Desde o ano de 1989, nas eleições presidenciais brasileiras, uma média de 2,6% do eleitorado apto a votar o faz em branco e 4,9% anula, enquanto que 18,7% nem às seções eleitorais se dirigem.
No primeiro turno, essas proporções são de 3,5% para brancos, 5,7% para nulos e 18% para abstenções. No segundo, elas são de 1,4%, 4% e 19,6%, respectivamente.
Esse conjunto de resultados mostra um cenário dúbio de condutas.
Se o nível de decisão aumenta entre os turnos, com a diminuição do percentual de brancos e nulos, a resolução em votar diminui, com o crescimento da abstenção.
Eleições resolvidas em um único turno possuem níveis de “não-escolha” (brancos, nulos e abstenções somados) maiores do que aquelas liquidadas em dois períodos.
Em 1994 e 1998, respectivamente, esse volume de “não-escolha” chegou a 33% e 36% do eleitorado brasileiro total.
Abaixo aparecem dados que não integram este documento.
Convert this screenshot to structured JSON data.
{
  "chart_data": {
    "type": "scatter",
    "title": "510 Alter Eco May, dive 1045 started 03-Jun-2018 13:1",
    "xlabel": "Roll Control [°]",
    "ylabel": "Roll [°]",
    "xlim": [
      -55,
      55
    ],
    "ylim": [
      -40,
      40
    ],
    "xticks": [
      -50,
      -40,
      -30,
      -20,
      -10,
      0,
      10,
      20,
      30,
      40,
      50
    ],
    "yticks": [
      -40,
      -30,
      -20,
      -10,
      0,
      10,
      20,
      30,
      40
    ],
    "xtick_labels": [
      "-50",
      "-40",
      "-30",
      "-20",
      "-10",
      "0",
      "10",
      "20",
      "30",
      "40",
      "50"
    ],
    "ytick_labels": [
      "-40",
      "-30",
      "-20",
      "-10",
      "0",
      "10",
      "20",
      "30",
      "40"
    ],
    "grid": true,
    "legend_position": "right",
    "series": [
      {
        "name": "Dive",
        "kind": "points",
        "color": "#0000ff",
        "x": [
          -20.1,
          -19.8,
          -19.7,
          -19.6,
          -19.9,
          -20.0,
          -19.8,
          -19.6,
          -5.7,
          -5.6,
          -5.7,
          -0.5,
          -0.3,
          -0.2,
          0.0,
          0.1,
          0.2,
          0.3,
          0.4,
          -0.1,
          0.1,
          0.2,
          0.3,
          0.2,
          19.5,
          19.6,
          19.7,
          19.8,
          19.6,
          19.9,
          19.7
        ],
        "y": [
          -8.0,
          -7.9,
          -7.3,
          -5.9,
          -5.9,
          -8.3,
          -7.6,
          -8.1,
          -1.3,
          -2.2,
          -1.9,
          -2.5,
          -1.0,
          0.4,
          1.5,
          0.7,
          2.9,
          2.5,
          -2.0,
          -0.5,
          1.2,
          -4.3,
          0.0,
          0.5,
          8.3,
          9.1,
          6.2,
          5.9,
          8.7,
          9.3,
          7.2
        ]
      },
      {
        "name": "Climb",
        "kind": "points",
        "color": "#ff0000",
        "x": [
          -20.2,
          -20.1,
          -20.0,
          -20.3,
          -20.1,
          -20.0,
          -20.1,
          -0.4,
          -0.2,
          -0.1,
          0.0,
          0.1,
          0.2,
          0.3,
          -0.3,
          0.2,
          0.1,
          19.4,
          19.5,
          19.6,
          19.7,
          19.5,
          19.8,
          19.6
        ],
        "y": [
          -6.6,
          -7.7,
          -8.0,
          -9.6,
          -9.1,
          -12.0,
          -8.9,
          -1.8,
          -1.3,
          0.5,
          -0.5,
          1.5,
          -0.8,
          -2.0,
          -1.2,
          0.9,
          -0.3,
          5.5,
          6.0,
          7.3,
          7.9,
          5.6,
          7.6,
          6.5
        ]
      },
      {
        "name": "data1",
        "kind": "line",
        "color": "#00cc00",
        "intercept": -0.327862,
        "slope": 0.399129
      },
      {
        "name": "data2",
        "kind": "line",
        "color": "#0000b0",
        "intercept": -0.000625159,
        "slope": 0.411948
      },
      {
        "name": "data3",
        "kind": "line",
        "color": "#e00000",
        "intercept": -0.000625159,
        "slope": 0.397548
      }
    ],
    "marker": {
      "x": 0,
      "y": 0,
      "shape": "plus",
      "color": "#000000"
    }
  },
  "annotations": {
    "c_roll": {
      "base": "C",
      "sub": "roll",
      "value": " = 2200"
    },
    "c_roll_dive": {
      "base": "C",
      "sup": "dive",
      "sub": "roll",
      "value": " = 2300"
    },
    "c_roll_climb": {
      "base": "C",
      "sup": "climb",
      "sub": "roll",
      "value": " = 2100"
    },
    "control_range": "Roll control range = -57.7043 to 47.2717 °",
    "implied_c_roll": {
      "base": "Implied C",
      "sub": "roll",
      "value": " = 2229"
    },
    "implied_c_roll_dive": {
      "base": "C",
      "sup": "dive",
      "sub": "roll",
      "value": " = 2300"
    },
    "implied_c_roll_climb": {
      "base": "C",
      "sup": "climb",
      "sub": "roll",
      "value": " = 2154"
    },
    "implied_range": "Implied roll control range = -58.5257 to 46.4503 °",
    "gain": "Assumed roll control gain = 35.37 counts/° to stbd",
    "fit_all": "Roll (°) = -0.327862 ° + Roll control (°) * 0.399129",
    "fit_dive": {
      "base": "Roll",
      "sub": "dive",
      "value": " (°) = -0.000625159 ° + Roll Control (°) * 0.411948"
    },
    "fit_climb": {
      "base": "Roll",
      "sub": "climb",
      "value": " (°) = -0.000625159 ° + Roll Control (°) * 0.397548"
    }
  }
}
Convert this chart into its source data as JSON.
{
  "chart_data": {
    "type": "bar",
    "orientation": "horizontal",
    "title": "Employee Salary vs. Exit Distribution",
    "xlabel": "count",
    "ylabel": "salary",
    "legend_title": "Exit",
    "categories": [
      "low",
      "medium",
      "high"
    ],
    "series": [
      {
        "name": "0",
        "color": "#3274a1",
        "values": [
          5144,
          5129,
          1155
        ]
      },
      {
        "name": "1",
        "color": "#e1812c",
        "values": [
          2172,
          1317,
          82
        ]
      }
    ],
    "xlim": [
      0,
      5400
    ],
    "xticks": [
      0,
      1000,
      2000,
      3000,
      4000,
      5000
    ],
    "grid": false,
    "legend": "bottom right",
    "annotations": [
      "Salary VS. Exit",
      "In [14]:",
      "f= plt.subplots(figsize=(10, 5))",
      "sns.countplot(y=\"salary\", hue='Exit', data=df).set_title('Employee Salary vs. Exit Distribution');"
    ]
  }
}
O menor nível de desinteresse, por outro lado, foi visto em 1989, quando essa proporção ficou em 17,6%, no primeiro turno, e 19,4%, no segundo.
Vale a pena frisar que a fase final do pleito de 2018 foi a que apresentou o maior grau de “não-escolha” pós-redemocratização (28,8%).
No entanto, desde 2002, esses percentuais vêm orbitando a casa dos 26,1% do eleitorado total, em média.
Mesmo assim, segundo a Organização para a Cooperação e Desenvolvimento Econômico (OCDE) o Brasil consegue promover um dos maiores níveis de engajamento eleitoral de um conjunto de países analisados.
Contudo, não há como não se espantar com o fato de que, no Brasil, ¼ das pessoas aptas a votar, contingente que equivale à população da Argélia, simplesmente, não quer fazê-lo.
O que é estranho, uma vez que, desde o início da invasão lusitana, no ano de 1500, há apenas três décadas foi garantido à maioria da população brasileira o direito de votar, ou seja, o direito de “estar aí!”.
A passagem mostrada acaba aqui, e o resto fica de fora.